For just as the body is one and has many members, and all the members of the body, though many, are one body, so it is with Christ. For in one Spirit we were all baptized into one body—Jews or Greeks, slaves or free—and all were made to drink of one Spirit.

1 Corinthians 12:12-13

In 1 Corinthians 12, Paul uses a familiar metaphor to help us understand how the church functions and fulfills its purpose. Our physical bodies are one unified body, yet with many “members” or parts: arms, legs, eyes, ears, nose, mouth. Each of the parts are not isolated and independent, doing their own thing, working towards their own purposes.

The arm doesn’t have any grand ambitions to separate itself from this annoying, restrictive body and make it on his own in the world. No! All the diverse parts work together to make the body function and fulfill its purpose.

Paul continues, “…so it is with….” Now, what we expect to hear is “so it is with the church.” Because Paul is clearly talking about the church.

But Paul says, “so it is with Christ.” Paul makes such a connection between Christ and the church, that he can sometimes use the terms interchangeably! He will go on to say, “You (the church) are the body of Christ…” (12:27).

Christ is represented, witnessed, and embodied in the world through the church, including through specific, local churches like ours. And that’s how God intended it. Knowing full well we would often fail miserably at this.

This also means that if you identify with Christ—if you call yourself a Christian—you are necessarily a part of his body, the church. You are not called and saved to belong to Christ, and ignore and reject his body. There is no place for a Christian to get grand ambitions and dreams of what they could do if they could only separate themselves from this restrictive and difficult group of people called the church.

No, being a Christian means belonging to the church, Christ’s body, God’s people. That’s how God designed it.

A further implication of this is that the work and ministry of a church, if it is to be healthy and effective, involves the whole church. The work of God’s church doesn’t just happen on stage, on Sundays, or in the elder meetings, or among those with official roles.

The work of God’s church happens among the whole church body: on Sundays and throughout the week, in formal and informal ways, in conversations, in texts, in invitations to share a meal, in asking questions, in reading the Bible together, in providing for one another’s needs, in using our various spiritual gifts to serve one another.

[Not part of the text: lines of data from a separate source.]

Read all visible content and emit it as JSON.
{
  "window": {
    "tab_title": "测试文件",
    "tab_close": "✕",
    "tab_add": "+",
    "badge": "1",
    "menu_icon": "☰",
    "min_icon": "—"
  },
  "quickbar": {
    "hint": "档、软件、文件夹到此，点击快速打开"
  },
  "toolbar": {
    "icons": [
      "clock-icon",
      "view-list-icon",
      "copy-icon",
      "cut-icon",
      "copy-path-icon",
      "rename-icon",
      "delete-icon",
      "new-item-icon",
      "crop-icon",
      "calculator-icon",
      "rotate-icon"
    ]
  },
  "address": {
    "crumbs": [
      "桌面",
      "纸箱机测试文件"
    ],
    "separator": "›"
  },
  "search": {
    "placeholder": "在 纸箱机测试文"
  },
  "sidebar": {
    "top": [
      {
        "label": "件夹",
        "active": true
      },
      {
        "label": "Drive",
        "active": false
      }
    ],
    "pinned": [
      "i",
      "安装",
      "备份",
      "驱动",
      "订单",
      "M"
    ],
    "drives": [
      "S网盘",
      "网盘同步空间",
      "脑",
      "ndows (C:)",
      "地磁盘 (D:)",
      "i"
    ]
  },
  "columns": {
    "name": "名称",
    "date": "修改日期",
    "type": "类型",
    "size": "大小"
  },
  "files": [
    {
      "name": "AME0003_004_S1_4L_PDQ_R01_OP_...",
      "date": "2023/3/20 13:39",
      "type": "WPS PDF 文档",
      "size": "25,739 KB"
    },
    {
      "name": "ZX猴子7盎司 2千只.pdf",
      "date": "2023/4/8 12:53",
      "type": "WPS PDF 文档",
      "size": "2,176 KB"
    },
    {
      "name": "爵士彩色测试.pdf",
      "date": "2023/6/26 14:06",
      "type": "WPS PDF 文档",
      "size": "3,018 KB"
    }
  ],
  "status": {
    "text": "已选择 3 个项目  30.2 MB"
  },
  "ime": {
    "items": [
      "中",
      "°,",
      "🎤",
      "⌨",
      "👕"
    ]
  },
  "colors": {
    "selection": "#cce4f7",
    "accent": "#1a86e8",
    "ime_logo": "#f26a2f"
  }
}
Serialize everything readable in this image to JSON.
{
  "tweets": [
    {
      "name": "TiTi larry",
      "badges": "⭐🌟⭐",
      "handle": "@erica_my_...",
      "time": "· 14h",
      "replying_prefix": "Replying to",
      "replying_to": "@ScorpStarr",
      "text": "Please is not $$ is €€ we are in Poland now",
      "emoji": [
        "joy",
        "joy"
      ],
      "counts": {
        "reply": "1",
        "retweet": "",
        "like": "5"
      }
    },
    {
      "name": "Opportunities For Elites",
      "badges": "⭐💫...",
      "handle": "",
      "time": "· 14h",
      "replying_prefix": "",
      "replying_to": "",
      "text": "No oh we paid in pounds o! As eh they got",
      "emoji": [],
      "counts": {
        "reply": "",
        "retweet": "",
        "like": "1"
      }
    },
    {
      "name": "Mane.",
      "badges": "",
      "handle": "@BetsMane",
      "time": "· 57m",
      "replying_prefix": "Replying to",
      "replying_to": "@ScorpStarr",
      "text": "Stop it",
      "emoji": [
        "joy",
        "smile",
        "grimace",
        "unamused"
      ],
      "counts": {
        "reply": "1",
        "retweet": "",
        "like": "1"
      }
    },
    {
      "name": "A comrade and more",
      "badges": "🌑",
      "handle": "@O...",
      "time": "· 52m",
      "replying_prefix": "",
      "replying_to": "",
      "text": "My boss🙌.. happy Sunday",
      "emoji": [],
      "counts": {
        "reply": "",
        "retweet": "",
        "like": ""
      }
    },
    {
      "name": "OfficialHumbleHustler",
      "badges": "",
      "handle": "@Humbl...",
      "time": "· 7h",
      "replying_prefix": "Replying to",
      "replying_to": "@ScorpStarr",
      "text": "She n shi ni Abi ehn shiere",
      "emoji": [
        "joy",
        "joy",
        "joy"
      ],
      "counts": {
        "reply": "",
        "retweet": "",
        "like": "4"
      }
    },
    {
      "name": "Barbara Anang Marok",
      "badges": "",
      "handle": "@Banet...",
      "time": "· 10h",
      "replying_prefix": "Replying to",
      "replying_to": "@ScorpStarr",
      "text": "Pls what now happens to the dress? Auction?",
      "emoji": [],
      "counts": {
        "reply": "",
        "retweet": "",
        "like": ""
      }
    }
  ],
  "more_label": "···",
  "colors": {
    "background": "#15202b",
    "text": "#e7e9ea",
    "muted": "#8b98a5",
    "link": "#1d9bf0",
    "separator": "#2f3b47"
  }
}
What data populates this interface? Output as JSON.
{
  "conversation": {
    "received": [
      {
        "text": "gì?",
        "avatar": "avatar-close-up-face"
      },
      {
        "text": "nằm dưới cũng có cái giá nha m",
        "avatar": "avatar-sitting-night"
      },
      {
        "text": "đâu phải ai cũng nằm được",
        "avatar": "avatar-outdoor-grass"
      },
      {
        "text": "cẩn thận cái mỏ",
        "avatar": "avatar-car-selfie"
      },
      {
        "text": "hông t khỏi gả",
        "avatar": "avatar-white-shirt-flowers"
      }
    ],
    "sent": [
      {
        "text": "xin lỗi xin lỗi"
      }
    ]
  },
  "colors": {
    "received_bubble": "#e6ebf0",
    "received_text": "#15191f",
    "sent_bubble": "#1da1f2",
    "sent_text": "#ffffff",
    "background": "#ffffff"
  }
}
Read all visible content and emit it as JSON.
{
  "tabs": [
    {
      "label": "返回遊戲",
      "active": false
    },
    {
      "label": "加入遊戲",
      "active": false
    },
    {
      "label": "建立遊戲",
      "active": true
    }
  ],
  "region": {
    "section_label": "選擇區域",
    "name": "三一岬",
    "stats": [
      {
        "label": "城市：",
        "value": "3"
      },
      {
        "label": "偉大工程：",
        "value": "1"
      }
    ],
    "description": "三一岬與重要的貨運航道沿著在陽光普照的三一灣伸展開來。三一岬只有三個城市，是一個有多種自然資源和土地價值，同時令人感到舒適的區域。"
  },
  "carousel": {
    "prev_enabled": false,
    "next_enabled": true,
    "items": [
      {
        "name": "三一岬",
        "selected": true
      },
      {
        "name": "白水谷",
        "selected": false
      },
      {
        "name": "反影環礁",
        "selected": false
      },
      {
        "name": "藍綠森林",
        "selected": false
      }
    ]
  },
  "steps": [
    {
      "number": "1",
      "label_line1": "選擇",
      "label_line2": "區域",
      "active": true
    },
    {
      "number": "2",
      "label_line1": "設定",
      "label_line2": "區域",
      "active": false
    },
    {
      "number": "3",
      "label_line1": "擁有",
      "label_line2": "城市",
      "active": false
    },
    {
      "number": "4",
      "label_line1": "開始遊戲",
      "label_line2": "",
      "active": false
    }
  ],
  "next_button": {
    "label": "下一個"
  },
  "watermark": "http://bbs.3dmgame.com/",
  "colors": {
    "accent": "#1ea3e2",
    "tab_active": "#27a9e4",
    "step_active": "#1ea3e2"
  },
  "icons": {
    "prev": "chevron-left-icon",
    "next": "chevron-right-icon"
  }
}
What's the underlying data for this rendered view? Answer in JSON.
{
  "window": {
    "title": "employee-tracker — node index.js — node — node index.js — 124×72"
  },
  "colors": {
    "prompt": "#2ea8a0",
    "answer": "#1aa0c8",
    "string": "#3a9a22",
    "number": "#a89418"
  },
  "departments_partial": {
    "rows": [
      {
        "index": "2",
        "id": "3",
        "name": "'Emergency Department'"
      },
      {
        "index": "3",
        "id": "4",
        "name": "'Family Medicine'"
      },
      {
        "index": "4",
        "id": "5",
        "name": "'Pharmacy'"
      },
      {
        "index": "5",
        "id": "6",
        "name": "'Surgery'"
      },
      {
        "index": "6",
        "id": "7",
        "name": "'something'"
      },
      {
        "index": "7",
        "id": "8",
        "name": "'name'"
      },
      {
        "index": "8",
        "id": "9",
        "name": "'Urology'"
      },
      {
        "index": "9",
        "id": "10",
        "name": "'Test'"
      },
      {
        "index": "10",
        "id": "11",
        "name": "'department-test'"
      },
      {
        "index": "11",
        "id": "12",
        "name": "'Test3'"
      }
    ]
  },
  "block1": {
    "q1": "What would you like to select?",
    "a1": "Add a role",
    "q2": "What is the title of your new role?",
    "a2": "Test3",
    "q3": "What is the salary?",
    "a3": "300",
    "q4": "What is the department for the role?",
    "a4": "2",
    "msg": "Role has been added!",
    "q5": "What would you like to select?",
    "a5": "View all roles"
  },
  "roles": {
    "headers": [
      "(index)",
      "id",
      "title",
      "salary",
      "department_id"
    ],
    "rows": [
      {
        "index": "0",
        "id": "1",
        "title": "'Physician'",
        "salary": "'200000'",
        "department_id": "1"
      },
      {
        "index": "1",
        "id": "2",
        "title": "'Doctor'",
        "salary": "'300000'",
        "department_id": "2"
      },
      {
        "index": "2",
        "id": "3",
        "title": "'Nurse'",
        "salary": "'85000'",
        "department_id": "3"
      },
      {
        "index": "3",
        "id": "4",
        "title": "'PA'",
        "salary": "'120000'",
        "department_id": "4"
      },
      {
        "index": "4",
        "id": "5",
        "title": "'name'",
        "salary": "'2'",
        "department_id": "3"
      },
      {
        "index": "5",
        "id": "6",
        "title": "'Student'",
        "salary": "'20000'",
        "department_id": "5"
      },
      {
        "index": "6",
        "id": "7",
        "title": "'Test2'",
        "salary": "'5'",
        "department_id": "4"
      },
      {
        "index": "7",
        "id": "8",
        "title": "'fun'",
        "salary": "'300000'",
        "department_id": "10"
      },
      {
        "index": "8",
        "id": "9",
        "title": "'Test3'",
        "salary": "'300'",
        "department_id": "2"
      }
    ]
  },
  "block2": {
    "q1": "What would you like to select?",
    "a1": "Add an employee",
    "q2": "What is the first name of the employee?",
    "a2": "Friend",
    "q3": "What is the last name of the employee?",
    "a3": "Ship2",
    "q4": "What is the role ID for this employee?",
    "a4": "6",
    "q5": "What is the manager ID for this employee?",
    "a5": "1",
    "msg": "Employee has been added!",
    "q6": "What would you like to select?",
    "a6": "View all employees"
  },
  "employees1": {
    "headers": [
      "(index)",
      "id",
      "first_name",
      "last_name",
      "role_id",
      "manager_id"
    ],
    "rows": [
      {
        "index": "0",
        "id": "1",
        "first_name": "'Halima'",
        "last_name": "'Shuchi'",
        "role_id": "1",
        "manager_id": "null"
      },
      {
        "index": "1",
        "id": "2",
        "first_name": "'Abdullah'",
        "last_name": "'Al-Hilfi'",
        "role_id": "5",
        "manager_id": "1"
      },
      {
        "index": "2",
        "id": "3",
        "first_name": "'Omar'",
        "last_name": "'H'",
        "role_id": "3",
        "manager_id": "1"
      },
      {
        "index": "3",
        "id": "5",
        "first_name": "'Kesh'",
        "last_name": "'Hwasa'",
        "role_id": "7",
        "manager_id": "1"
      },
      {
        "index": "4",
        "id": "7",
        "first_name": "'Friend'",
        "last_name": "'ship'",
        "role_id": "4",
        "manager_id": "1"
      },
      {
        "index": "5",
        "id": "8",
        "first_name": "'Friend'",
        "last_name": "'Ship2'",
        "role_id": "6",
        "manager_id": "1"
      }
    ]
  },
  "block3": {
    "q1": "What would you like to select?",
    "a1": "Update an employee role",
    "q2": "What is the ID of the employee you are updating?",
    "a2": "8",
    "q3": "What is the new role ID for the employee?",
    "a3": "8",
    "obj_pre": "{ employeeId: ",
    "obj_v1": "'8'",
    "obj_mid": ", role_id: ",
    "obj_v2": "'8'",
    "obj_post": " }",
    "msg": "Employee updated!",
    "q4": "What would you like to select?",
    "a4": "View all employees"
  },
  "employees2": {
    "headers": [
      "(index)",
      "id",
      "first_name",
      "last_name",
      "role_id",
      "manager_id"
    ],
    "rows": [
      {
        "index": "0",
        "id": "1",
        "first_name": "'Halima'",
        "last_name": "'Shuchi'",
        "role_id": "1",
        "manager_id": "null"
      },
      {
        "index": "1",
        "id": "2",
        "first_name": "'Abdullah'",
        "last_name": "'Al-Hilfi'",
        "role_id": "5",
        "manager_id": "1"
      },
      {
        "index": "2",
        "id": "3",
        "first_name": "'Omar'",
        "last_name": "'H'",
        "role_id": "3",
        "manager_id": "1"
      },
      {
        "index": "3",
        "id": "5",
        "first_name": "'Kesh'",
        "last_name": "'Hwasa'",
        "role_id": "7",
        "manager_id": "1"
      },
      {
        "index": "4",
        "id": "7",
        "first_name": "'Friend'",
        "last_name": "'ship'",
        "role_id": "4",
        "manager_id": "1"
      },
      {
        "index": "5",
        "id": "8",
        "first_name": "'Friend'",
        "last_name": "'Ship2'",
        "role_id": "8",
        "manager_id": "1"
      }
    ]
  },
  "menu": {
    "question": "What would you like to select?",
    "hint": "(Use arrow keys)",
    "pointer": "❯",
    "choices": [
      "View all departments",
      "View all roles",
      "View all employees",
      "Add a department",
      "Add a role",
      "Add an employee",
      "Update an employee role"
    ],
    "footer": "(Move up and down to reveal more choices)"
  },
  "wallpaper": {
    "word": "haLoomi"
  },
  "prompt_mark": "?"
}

Again, “you are the body of Christ….” You—who confess Jesus—are the church. You are not merely a consumer of a product, a passive bystander, a recipient of benefits, an enjoyer of the entertainment of a Sunday service.

You are the church! And your service, ministry, presence, wisdom and insight and personality and giftings—as God works in and through you—constitute the work and ministry and health of the church.